In October 2016, he was shortlisted and interviewed for one of six vacancies arising at the Gauteng High Court. Hendrik Schmidt and Julius Malema, both members of the panel and both opposition politicians (of the Democratic Alliance and Economic Freedom Fighters respectively), raised Malindi's political commitments, questioning whether they might create the perception of judicial bias. Malindi said that he had allowed his ANC membership to lapse in February 2016 and that his judgement would not be "clouded by political affiliation". Later in the interview, when Malindi grew emotional answering another question, Chief Justice Mogoeng Mogoeng asked whether his ability to control his emotions was "an area of challenge" for him.

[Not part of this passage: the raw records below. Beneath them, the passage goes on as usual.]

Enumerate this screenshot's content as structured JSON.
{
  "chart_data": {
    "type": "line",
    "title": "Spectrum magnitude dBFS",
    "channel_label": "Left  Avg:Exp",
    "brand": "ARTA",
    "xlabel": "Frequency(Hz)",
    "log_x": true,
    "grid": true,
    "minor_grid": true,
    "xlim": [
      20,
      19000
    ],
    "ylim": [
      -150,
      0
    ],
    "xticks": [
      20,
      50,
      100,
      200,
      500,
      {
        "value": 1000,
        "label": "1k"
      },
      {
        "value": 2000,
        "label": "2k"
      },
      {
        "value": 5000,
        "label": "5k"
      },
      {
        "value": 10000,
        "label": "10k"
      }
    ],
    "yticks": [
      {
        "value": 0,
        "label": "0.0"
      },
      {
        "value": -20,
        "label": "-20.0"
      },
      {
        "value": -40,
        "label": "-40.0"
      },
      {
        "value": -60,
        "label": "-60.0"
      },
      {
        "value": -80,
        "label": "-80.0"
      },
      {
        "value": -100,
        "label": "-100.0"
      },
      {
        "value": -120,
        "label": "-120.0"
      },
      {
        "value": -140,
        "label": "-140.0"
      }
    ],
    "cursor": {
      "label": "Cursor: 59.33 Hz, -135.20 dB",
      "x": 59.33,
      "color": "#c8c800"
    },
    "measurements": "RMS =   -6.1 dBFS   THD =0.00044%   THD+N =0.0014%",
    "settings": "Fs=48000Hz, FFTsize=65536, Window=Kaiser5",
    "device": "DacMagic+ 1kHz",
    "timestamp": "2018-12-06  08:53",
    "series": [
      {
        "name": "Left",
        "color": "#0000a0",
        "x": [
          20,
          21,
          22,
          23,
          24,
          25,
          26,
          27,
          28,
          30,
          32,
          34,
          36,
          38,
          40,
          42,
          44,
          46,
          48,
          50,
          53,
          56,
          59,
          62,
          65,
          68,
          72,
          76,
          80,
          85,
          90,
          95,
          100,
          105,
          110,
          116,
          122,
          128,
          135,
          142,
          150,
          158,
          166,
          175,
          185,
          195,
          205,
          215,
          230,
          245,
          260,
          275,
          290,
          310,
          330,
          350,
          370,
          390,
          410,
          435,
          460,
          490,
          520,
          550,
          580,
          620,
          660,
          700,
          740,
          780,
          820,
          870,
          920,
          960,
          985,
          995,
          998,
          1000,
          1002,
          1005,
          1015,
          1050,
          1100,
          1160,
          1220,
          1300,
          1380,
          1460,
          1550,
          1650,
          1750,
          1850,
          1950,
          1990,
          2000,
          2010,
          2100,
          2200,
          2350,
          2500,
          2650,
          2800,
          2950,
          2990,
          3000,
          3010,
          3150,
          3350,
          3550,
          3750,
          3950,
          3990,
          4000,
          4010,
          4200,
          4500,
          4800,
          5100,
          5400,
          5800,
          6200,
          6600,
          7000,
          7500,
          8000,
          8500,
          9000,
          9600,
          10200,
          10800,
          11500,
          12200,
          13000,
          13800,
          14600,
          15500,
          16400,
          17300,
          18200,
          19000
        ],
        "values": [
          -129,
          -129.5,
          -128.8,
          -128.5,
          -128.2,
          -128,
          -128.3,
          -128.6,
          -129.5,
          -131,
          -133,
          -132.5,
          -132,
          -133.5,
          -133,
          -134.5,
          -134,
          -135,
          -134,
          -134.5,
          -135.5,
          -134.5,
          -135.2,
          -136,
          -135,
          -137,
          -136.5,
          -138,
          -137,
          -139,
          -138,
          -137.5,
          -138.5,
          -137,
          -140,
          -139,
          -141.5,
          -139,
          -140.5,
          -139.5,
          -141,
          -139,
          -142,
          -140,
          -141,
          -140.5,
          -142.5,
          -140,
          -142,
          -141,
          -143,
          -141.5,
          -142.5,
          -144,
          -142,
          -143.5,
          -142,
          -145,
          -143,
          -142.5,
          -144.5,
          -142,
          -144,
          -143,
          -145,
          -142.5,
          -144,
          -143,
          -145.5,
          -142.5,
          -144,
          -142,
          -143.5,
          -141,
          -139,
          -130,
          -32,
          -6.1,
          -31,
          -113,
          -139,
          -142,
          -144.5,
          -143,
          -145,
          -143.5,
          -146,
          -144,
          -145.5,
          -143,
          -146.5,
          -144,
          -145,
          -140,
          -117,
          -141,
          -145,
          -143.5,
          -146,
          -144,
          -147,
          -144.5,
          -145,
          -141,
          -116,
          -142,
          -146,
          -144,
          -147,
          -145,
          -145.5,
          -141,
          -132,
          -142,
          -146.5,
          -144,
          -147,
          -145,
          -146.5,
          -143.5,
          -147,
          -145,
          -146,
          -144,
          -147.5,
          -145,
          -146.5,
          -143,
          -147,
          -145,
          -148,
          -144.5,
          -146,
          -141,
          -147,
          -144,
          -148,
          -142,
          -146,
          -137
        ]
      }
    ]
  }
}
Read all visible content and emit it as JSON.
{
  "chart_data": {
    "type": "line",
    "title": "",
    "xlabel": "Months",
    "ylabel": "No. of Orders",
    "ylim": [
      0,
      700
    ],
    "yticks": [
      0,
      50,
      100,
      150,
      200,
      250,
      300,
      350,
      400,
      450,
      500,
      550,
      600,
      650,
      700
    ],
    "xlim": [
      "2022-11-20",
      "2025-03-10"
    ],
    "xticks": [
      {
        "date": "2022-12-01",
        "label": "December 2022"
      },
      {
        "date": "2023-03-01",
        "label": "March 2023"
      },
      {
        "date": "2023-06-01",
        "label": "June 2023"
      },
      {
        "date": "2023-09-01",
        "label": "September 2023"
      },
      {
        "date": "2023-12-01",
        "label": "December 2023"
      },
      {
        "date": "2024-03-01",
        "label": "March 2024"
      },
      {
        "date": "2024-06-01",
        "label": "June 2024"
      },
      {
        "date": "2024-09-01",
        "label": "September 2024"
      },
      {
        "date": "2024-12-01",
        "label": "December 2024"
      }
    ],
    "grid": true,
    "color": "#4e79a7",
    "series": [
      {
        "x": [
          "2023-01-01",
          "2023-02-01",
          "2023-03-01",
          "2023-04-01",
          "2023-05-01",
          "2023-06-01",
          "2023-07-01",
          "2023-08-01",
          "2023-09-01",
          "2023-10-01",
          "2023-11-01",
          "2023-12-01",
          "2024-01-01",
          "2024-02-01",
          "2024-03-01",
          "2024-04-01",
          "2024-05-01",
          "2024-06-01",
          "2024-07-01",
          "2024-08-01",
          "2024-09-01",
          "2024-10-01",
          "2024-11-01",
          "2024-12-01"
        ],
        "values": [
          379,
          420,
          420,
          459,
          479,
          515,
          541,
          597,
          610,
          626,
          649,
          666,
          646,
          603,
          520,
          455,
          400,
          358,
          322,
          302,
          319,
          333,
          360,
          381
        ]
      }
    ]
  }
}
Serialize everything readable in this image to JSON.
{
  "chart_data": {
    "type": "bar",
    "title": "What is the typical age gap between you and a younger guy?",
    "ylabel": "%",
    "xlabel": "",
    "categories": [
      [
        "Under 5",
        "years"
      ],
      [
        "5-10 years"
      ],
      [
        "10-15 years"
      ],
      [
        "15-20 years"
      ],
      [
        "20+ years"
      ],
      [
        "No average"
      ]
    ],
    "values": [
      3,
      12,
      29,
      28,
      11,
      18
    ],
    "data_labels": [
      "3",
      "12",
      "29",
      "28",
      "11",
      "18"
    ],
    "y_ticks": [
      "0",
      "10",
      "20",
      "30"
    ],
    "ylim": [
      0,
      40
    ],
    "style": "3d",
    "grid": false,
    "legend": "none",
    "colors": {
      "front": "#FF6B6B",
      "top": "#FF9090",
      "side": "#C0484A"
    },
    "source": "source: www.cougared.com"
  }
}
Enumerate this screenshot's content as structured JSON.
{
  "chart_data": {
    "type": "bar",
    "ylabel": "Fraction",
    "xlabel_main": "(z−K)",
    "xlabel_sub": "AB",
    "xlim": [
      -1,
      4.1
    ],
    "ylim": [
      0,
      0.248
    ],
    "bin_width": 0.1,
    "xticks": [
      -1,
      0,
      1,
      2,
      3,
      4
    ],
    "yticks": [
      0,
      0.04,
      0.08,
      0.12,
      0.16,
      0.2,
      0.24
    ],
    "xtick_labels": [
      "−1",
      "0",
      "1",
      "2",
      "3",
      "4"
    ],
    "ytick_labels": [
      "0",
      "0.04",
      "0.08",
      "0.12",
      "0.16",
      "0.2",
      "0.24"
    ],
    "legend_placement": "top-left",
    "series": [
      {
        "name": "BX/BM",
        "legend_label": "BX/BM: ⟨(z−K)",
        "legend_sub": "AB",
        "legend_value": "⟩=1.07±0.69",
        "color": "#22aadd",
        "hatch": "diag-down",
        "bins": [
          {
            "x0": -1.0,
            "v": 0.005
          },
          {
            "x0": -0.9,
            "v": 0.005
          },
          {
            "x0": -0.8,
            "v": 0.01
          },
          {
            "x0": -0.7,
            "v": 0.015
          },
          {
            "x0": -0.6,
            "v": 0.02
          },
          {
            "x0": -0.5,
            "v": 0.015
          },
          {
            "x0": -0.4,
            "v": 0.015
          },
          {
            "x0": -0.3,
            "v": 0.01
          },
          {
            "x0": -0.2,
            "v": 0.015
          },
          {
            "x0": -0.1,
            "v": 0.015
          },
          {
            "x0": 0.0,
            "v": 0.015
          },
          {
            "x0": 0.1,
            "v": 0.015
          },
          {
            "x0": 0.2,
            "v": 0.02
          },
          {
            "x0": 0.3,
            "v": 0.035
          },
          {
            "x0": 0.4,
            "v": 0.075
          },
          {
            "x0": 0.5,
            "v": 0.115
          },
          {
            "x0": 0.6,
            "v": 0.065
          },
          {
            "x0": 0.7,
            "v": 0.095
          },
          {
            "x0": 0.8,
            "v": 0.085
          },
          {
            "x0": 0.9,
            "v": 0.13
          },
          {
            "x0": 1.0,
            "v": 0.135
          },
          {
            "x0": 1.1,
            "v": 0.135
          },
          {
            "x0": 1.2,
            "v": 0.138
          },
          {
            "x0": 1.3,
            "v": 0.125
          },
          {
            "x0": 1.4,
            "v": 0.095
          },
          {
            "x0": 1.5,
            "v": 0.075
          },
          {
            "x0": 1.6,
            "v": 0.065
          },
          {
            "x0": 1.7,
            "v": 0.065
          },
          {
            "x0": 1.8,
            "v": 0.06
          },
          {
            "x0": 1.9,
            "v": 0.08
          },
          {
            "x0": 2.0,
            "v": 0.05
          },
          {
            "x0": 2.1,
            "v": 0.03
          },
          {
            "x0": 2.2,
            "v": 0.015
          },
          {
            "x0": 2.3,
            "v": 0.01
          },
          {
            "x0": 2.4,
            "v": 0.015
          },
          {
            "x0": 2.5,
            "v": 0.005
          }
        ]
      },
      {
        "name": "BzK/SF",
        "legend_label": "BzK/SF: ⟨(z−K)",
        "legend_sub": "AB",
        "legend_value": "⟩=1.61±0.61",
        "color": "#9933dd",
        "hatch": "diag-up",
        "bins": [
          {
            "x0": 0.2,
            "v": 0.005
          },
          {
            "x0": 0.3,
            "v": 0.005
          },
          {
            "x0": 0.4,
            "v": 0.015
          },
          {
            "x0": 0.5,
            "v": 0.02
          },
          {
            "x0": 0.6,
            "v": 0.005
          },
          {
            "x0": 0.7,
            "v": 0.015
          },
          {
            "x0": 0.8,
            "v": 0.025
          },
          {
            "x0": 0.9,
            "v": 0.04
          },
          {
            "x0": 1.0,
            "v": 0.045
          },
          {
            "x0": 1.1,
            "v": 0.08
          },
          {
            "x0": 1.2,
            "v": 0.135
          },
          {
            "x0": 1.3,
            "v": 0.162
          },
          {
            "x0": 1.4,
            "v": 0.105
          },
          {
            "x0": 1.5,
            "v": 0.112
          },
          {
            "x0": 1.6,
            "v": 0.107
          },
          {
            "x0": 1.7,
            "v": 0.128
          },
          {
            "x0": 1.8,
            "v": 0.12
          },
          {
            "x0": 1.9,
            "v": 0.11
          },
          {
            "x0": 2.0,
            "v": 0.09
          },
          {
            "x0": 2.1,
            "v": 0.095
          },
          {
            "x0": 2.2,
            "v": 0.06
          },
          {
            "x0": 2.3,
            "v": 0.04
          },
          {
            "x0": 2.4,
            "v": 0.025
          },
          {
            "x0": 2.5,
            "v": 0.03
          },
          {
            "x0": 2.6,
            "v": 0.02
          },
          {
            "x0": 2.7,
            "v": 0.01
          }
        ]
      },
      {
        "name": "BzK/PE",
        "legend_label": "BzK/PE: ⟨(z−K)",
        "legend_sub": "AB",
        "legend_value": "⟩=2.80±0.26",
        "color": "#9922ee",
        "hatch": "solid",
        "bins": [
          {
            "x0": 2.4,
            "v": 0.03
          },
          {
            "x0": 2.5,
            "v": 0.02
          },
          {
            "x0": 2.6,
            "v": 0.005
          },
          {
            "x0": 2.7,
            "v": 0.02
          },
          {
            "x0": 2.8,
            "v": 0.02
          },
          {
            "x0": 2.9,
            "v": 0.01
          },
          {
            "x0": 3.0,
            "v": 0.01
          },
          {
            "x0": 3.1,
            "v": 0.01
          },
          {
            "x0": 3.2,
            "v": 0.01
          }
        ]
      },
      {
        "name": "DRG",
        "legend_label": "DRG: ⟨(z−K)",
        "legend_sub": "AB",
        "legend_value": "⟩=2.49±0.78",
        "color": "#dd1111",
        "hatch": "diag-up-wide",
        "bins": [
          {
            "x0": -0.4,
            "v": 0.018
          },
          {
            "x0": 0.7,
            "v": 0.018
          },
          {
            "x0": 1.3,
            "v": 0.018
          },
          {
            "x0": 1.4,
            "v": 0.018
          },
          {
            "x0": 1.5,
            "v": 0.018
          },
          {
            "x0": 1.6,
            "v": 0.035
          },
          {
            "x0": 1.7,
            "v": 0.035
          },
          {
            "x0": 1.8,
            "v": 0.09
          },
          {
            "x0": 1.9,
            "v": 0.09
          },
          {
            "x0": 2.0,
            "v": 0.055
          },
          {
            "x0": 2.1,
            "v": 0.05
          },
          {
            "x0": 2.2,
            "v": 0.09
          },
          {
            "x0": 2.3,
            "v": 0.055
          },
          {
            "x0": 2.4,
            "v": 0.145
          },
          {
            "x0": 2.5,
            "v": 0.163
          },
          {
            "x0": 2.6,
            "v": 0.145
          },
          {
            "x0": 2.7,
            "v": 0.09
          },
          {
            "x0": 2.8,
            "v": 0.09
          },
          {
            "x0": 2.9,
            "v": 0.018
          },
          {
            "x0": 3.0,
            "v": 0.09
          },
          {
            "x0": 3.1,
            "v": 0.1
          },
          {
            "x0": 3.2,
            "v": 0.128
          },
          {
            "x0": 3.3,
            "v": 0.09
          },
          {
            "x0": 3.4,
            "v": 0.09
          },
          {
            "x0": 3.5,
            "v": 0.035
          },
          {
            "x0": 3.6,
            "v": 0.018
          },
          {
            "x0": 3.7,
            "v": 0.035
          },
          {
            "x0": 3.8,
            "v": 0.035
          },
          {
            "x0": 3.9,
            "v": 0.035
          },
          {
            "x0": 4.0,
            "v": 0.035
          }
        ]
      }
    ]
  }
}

The Judicial Service Commission did not recommend Malindi for appointment, leading Senior Counsel Muzi Sikhakhane and Tembeka Ngcukaitobi to publish a defence of Malindi in the City Press, alleging that he had been overlooked because he was an "activist lawyer". The Economic Freedom Fighters, through its spokesperson Mbuyiseni Ndlozi, later accused the ANC government of attempting to punish the Judicial Service Commission's independent-minded members for their "refusal to appoint" Malindi to the bench.

In April 2021, Malindi was among the 13 candidates shortlisted and interviewed for six new vacancies in the Gauteng High Court. During the interview, Malindi pointed out that it had been four-and-a-half years since his last appearance before the panel, which he said was "more than long enough to allay any fears that I come here as being supplanted from Luthuli House". He also expressed his support for judicial activism. After the interviews, Malindi was one of the six candidates whom the Judicial Service Commission recommended for appointment.

== Gauteng High Court: 2021–present ==
President Cyril Ramaphosa confirmed his appointment to the bench with effect from 1 July 2021.

== Personal life ==
Malindi is married to Caroline Nicholls, a judge and former attorney; they met when she was part of his defence team at the Delmas Treason Trial, then serving as an attorney under Priscilla Jana. Their first daughter was born in January 1989, while Malindi was imprisoned, and another of Malindi's lawyers, George Bizos, became her godfather.

In 1998, Malindi was the master of ceremonies at activist Simon Nkoli's funeral in Johannesburg; he had been friends with Nkoli, another Delmas Treason Triallist, since high school.